O ESCULTOR E A PARTEIRA

 

Os homens aparecem, aos olhos de Sócrates, como possibilidades de sabedoria, ou como sabedoria em potência. Mais tarde, um seu discípulo indireto, um seu neto espiritual, Aristóteles, explicará como a sabedoria pode passar de potência a ato. Mas antes, bem antes dessas explicações minuciosas, Sócrates se incumbirá de fazer o milagre. Para isso, criará um método especial, que o identificará ao mesmo tempo com a tradição paterna e materna. Por um lado, ele se fará o escultor de homens, não mais arrancando da pedra as suas imagens, mas do espírito. Por outro, será um continuador da mãe, ajudando através da maiêutica o nascimento da verdade, como Fenareta ajudava o das crianças.

Para esculpir os espíritos é necessário um cinzel verbal. E Sócrates o fabrica: seu cabo é o conceito, seu gume é a ironia, sua lâmina penetrante é a maiêutica. Mas esse mesmo instrumento serve também aos partos do espírito, pois é evidente a semelhança entre arrancar da pedra uma imagem ou do ventre uma criatura. Dotado desse instrumento, dessa técnica espiritual, Sócrates começa a agir. Primeiro, esculpiu-se a si mesmo, provocou o parto do seu próprio espírito. Depois, saiu ao socorro dos outros, no cumprimento da missão que indiretamente o Oráculo lhe confiaria.

Os fisiólogos queriam criar uma ciência geral do universo, partindo do conhecimento das coisas. Mas como conhecemos as coisas sem nos conhecermos a nós mesmos? Sócrates nega a importância dessa ciência geral, ou pelo menos a sua oportunidade. Depois dele, a partir de suas ideias, e particularmente da sua descoberta do conceito, seu discípulo Platão restabelecerá o prestígio do geral. Logo depois, porém, Aristóteles o vingará, restabelecendo o prestígio do particular, como investigador naturalista. Mas o particular, para Sócrates, começará no homem, ou melhor, na cabeça do homem, nessa caixa de surpresa em que se esconde o conceito.
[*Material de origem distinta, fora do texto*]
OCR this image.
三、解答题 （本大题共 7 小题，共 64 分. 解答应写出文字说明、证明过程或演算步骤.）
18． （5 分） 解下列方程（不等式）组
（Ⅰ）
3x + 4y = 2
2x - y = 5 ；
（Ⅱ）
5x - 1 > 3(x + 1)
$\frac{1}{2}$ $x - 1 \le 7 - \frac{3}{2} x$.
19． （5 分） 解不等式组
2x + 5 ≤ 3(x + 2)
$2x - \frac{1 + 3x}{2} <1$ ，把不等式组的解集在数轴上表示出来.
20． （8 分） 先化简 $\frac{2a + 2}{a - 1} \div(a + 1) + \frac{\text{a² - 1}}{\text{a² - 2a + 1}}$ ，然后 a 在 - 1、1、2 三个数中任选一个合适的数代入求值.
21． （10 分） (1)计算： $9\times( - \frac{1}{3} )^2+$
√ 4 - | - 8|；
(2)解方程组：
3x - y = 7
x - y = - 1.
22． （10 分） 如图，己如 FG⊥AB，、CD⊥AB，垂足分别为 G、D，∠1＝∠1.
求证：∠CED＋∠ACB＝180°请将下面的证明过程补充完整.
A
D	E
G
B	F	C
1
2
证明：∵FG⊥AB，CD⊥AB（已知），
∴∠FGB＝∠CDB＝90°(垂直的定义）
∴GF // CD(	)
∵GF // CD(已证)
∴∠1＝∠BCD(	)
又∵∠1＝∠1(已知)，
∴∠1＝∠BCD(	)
A ciência de Sócrates não se refere às coisas particulares da natureza, mas ao particularismo humano. Sócrates concorda com os sofistas: o que importa é o homem. E a primeira coisa que ele vê no homem não é o seu corpo, como o fizeram os físicos ou médicos, nem as suas ambições, como o fizeram os sofistas, mas as suas ideias. O homem não vive como os animais, impulsionado pelas necessidades orgânicas, mas de outra maneira, guiado pelas ideias. Estas, pois, são a chave do problema humano, da ciência do particular que é preciso construir. Existem ideias do bem e do mal, do belo e do feio, do justo e do injusto, da natureza e do social — tão discutidas pelos sofistas — do vício e da virtude, também tão debatidas. Essas ideias são imãs, freios, alavancas, rodas, engrenagens do espírito. Precisamos então conhecê-las, saber o que são e aprender a utilizá-las.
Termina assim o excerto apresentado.